🤖 AI Summary
Sign language translation faces severe low-resource challenges due to the scarcity of large-scale, sentence-level aligned data. To address this, we propose a linguistics-inspired pose concatenation pretraining framework that enables end-to-end translation without requiring morpheme-level annotations. First, synthetic sentence pairs are generated using linguistic templates to provide strong supervised signals. Second, a pose sequence concatenation strategy is introduced to explicitly model temporal dependencies across gestures during pretraining. Our method employs a Transformer encoder-decoder architecture, jointly leveraging template-driven synthetic supervision and concatenation-augmented training. Evaluated on How2Sign and iSign, our approach achieves BLEU-4 scores of 4.56 (+2.59) and 3.43 (+2.88), respectively—substantially outperforming prior state-of-the-art methods.
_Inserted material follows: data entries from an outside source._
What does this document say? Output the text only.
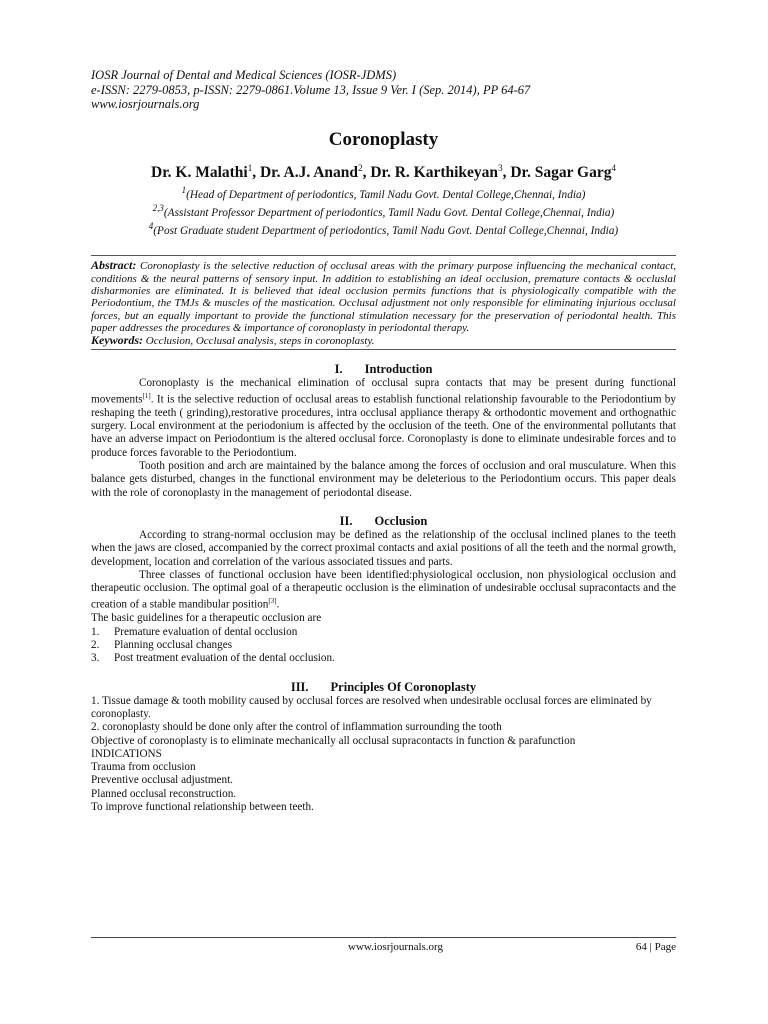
IOSR Journal of Dental and Medical Sciences (IOSR-JDMS)
e-ISSN: 2279-0853, p-ISSN: 2279-0861.Volume 13, Issue 9 Ver. I (Sep. 2014), PP 64-67
www.iosrjournals.org
Coronoplasty
Dr. K. Malathi$^1$, Dr. A.J. Anand$^2$, Dr. R. Karthikeyan$^3$, Dr. Sagar Garg$^4$
$^1$(Head of Department of periodontics, Tamil Nadu Govt. Dental College,Chennai, India)
$^{2,3}$(Assistant Professor Department of periodontics, Tamil Nadu Govt. Dental College,Chennai, India)
$^4$(Post Graduate student Department of periodontics, Tamil Nadu Govt. Dental College,Chennai, India)
Abstract: Coronoplasty is the selective reduction of occlusal areas with the primary purpose influencing the mechanical contact, conditions & the neural patterns of sensory input. In addition to establishing an ideal occlusion, premature contacts & occluslal disharmonies are eliminated. It is believed that ideal occlusion permits functions that is physiologically compatible with the Periodontium, the TMJs & muscles of the mastication. Occlusal adjustment not only responsible for eliminating injurious occlusal forces, but an equally important to provide the functional stimulation necessary for the preservation of periodontal health. This paper addresses the procedures & importance of coronoplasty in periodontal therapy.
Keywords: Occlusion, Occlusal analysis, steps in coronoplasty.
I. Introduction
Coronoplasty is the mechanical elimination of occlusal supra contacts that may be present during functional movements[1]. It is the selective reduction of occlusal areas to establish functional relationship favourable to the Periodontium by reshaping the teeth ( grinding),restorative procedures, intra occlusal appliance therapy & orthodontic movement and orthognathic surgery. Local environment at the periodonium is affected by the occlusion of the teeth. One of the environmental pollutants that have an adverse impact on Periodontium is the altered occlusal force. Coronoplasty is done to eliminate undesirable forces and to produce forces favorable to the Periodontium.
Tooth position and arch are maintained by the balance among the forces of occlusion and oral musculature. When this balance gets disturbed, changes in the functional environment may be deleterious to the Periodontium occurs. This paper deals with the role of coronoplasty in the management of periodontal disease.
II. Occlusion
According to strang-normal occlusion may be defined as the relationship of the occlusal inclined planes to the teeth when the jaws are closed, accompanied by the correct proximal contacts and axial positions of all the teeth and the normal growth, development, location and correlation of the various associated tissues and parts.
Three classes of functional occlusion have been identified:physiological occlusion, non physiological occlusion and therapeutic occlusion. The optimal goal of a therapeutic occlusion is the elimination of undesirable occlusal supracontacts and the creation of a stable mandibular position[3].
The basic guidelines for a therapeutic occlusion are
1.	Premature evaluation of dental occlusion
2.	Planning occlusal changes
3.	Post treatment evaluation of the dental occlusion.
III. Principles Of Coronoplasty
1. Tissue damage & tooth mobility caused by occlusal forces are resolved when undesirable occlusal forces are eliminated by coronoplasty.
2. coronoplasty should be done only after the control of inflammation surrounding the tooth
Objective of coronoplasty is to eliminate mechanically all occlusal supracontacts in function & parafunction
INDICATIONS
Trauma from occlusion
Preventive occlusal adjustment.
Planned occlusal reconstruction.
To improve functional relationship between teeth.
www.iosrjournals.org	64 | Page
This work establishes a scalable, annotation-free paradigm for low-resource sign language translation.
📝 Abstract
Sign language translation remains a challenging task due to the scarcity of large-scale, sentence-aligned datasets. Prior arts have focused on various feature extraction and architectural changes to support neural machine translation for sign languages. We propose POSESTITCH-SLT, a novel pre-training scheme that is inspired by linguistic-templates-based sentence generation technique. With translation comparison on two sign language datasets, How2Sign and iSign, we show that a simple transformer-based encoder-decoder architecture outperforms the prior art when considering template-generated sentence pairs in training. We achieve BLEU-4 score improvements from 1.97 to 4.56 on How2Sign and from 0.55 to 3.43 on iSign, surpassing prior state-of-the-art methods for pose-based gloss-free translation. The results demonstrate the effectiveness of template-driven synthetic supervision in low-resource sign language settings.